Many people who hold LLCs within IRAs or a Self-Directed IRA are attracted by the convenience of ‘checkbook control.’ That is, the ability to name the investor as the managing partner of the LLC, which enables the investor to write checks directly from the LLC account to manage the company.
But there are important issues to consider, too, in order to avoid common mistakes that self-directed retirement account aficionados make when they begin integrating LLCs into their retirement strategies:
Attempting to pay yourself from the LLC within the retirement account. Unless you’re taking a distribution, this is nearly always a violation of prohibited transaction rules. You also cannot write checks directly to certain immediate family members: Your spouse, descendants, ascendants or those of your spouse, any advisors who work with you on the IRA in a fiduciary capacity. You also cannot be writing checks to any entities any of these individuals may control. All of these people and entities are disqualified parties by law, and writing checks out to any of these individuals could result in severe taxes and penalties.

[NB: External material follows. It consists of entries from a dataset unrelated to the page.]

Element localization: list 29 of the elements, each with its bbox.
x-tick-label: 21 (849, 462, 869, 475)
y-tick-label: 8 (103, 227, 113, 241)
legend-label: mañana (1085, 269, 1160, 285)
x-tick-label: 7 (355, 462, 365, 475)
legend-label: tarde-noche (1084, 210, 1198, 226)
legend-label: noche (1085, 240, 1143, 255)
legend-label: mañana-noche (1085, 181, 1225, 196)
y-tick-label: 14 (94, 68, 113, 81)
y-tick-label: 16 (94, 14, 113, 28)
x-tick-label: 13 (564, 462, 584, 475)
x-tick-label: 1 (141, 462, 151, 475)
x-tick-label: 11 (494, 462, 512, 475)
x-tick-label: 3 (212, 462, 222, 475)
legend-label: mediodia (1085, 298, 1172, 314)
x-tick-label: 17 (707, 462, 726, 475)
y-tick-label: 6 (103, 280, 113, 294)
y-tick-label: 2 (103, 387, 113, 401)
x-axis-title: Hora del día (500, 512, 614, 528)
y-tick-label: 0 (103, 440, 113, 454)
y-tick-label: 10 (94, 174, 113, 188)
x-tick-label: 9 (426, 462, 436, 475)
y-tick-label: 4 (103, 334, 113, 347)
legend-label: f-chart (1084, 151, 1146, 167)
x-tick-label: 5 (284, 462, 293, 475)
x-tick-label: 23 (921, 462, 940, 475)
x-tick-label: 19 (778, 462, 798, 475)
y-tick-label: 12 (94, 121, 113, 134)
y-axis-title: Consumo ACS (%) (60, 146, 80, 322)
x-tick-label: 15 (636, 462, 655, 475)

The IRS has enforced this provision many times. Unless you’re careful, it’s easy to run afoul of prohibited transaction rules. You cannot make a transaction that you or any other disqualified person will directly benefit from, except in the general sense of increasing the value of your retirement account.
Failure to properly draft the operating agreement. Your LLC operating agreement is the primary governing document within your LLC business. There are many ‘generic’ LLC documents you can purchase or download from the Web. But if you hold the LLC within a Self-Directed IRA, 401(k) or other self-directed retirement account, there is specific language your operating agreement must contain in order for it to work within a self-directed retirement account.
Failure to properly establish the LLC. For example, some individuals neglect to complete filing with their state secretaries of state, for example, or properly obtain an EIN from the Internal Revenue Services.
Failure to complete tax forms. Many LLC managers run into trouble by failing to complete and distribute key tax reporting documents including 1099s and K-1s. When you establish an LLC, you may be taking on new and unfamiliar tax and reporting responsibilities, and these can be very tricky for novice business owners.
For these reasons, we suggest using caution when employing LLCs within self-directed retirement accounts. To avoid trouble, you may consider routing transactions through your third party administrator, such as American IRA, rather than writing checks out directly.